What are the leading theories in moral philosophy and which of them might be technically the easiest to encode into an AI?
There are three major approaches to normative ethics (and some approaches to unify two or all of them): Virtue ethics, deontological ethics, and consequentialist ethics.
Virtue ethicists believe that at the core, leading an ethical life means cultivating virtues. In other words: What counts is less what one does moment-to-moment, but that one makes an effort to become the kind of person who habitually acts appropriately in all kinds of different situations. A prominent example for virtue ethics is stoicism.
Deontological ethicists believe that an ethical life is all about following certain behavioral rules, regardless of the consequences. Prominent examples include the ten commandments in Christianity, Kant's "categorical imperative" in philosophy, or Asimov's Three Laws of Robotics in science fiction.

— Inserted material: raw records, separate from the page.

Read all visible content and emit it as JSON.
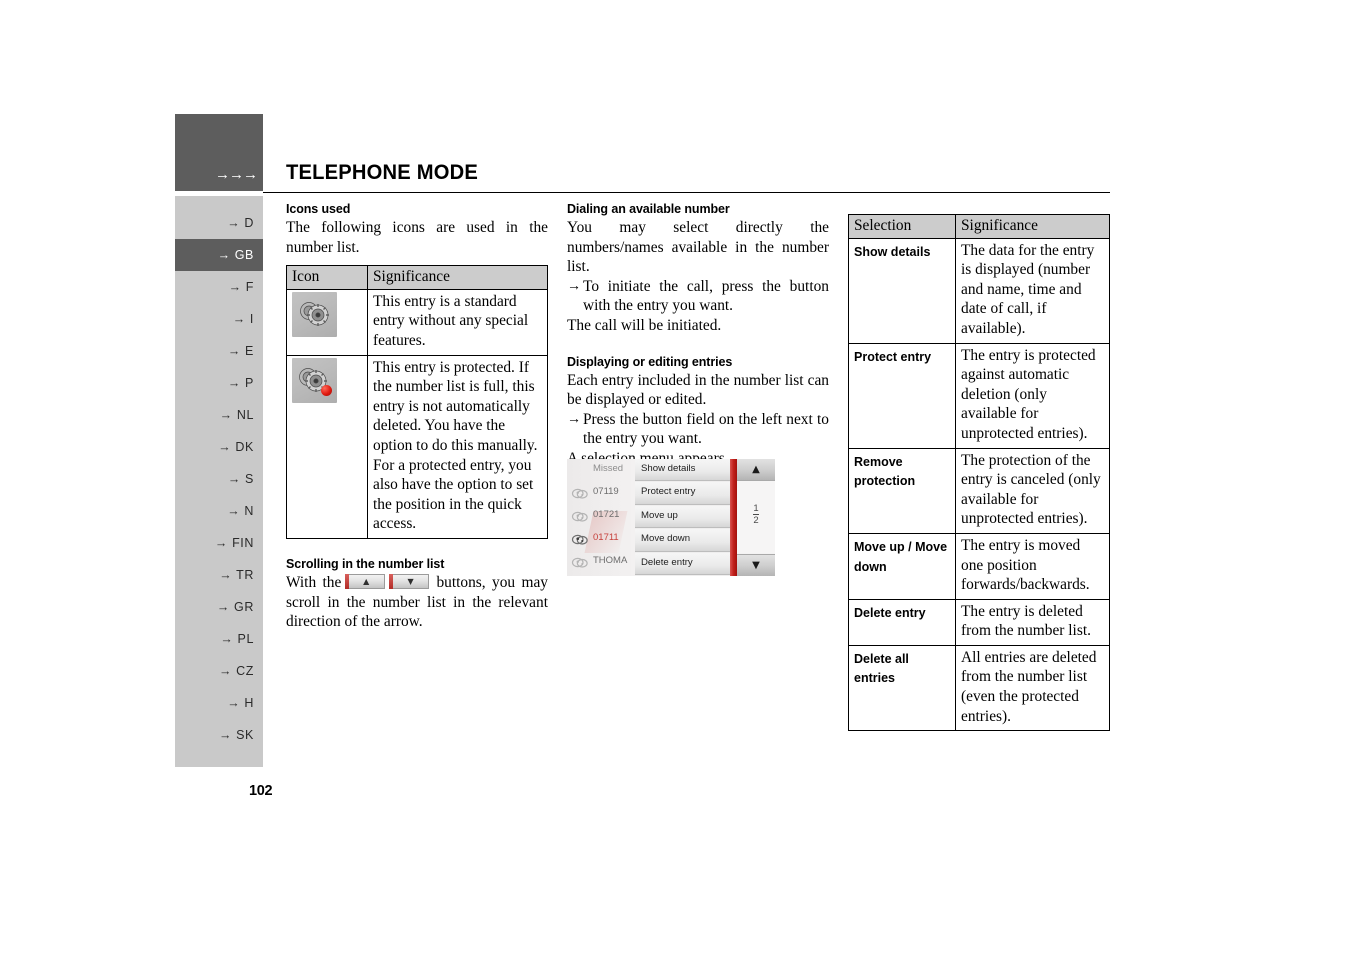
{
  "sidebar": {
    "top_arrows": "→→→",
    "items": [
      {
        "label": "→ D",
        "active": false
      },
      {
        "label": "→ GB",
        "active": true
      },
      {
        "label": "→ F",
        "active": false
      },
      {
        "label": "→ I",
        "active": false
      },
      {
        "label": "→ E",
        "active": false
      },
      {
        "label": "→ P",
        "active": false
      },
      {
        "label": "→ NL",
        "active": false
      },
      {
        "label": "→ DK",
        "active": false
      },
      {
        "label": "→ S",
        "active": false
      },
      {
        "label": "→ N",
        "active": false
      },
      {
        "label": "→ FIN",
        "active": false
      },
      {
        "label": "→ TR",
        "active": false
      },
      {
        "label": "→ GR",
        "active": false
      },
      {
        "label": "→ PL",
        "active": false
      },
      {
        "label": "→ CZ",
        "active": false
      },
      {
        "label": "→ H",
        "active": false
      },
      {
        "label": "→ SK",
        "active": false
      }
    ],
    "active_color": "#5d5d5d",
    "background_color": "#c9c9c9"
  },
  "header": {
    "title": "TELEPHONE MODE"
  },
  "footer": {
    "page_number": "102"
  },
  "col1": {
    "heading": "Icons used",
    "intro": "The following icons are used in the number list.",
    "table": {
      "headers": [
        "Icon",
        "Significance"
      ],
      "rows": [
        {
          "icon": "gear-standard-icon",
          "significance": "This entry is a standard entry without any special features."
        },
        {
          "icon": "gear-protected-icon",
          "significance": "This entry is protected. If the number list is full, this entry is not automatically deleted. You have the option to do this manually. For a protected entry, you also have the option to set the position in the quick access."
        }
      ]
    },
    "scroll_heading": "Scrolling in the number list",
    "scroll_text_before": "With the",
    "scroll_btn_up": "▲",
    "scroll_btn_down": "▼",
    "scroll_text_after": "buttons, you may scroll in the number list in the relevant direction of the arrow."
  },
  "col2": {
    "heading1": "Dialing an available number",
    "para1": "You may select directly the numbers/names available in the number list.",
    "bullet1_arrow": "→",
    "bullet1": "To initiate the call, press the button with the entry you want.",
    "para2": "The call will be initiated.",
    "heading2": "Displaying or editing entries",
    "para3": "Each entry included in the number list can be displayed or edited.",
    "bullet2_arrow": "→",
    "bullet2": "Press the button field on the left next to the entry you want.",
    "para4": "A selection menu appears.",
    "screenshot": {
      "list_header": "Missed",
      "rows": [
        {
          "number": "07119",
          "state": "normal"
        },
        {
          "number": "01721",
          "state": "normal"
        },
        {
          "number": "01711",
          "state": "active"
        },
        {
          "number": "THOMA",
          "state": "normal"
        }
      ],
      "menu_items": [
        "Show details",
        "Protect entry",
        "Move up",
        "Move down",
        "Delete entry"
      ],
      "nav_up": "▲",
      "nav_down": "▼",
      "page_current": "1",
      "page_total": "2",
      "accent_color": "#c0201b"
    }
  },
  "col3": {
    "table": {
      "headers": [
        "Selection",
        "Significance"
      ],
      "rows": [
        {
          "selection": "Show details",
          "significance": "The data for the entry is displayed (number and name, time and date of call, if available)."
        },
        {
          "selection": "Protect entry",
          "significance": "The entry is protected against automatic deletion (only available for unprotected entries)."
        },
        {
          "selection": "Remove protection",
          "significance": "The protection of the entry is canceled (only available for unprotected entries)."
        },
        {
          "selection": "Move up / Move down",
          "significance": "The entry is moved one position forwards/backwards."
        },
        {
          "selection": "Delete entry",
          "significance": "The entry is deleted from the number list."
        },
        {
          "selection": "Delete all entries",
          "significance": "All entries are deleted from the number list (even the protected entries)."
        }
      ]
    }
  }
}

Consequentialist ethicists believe that nor one's character neither the rules one lives by are what makes actions good or bad. Instead, consequentialists believe that only the consequences of an action count, both direct and indirect ones. A prominent example of consequentialist ethics is utilitarianism: The notion that those actions are the most moral that lead to the greatest good for the greatest number of individuals.
The short answer to the question which one of these might be the easiest to encode into an AI is: "We don't know." However, machine learning agents optimize for consequences, not virtues or hard-coded rules. As all the likely roads towards AGI involve machine learning, consequentialism may be the ethical theory to stick closest to.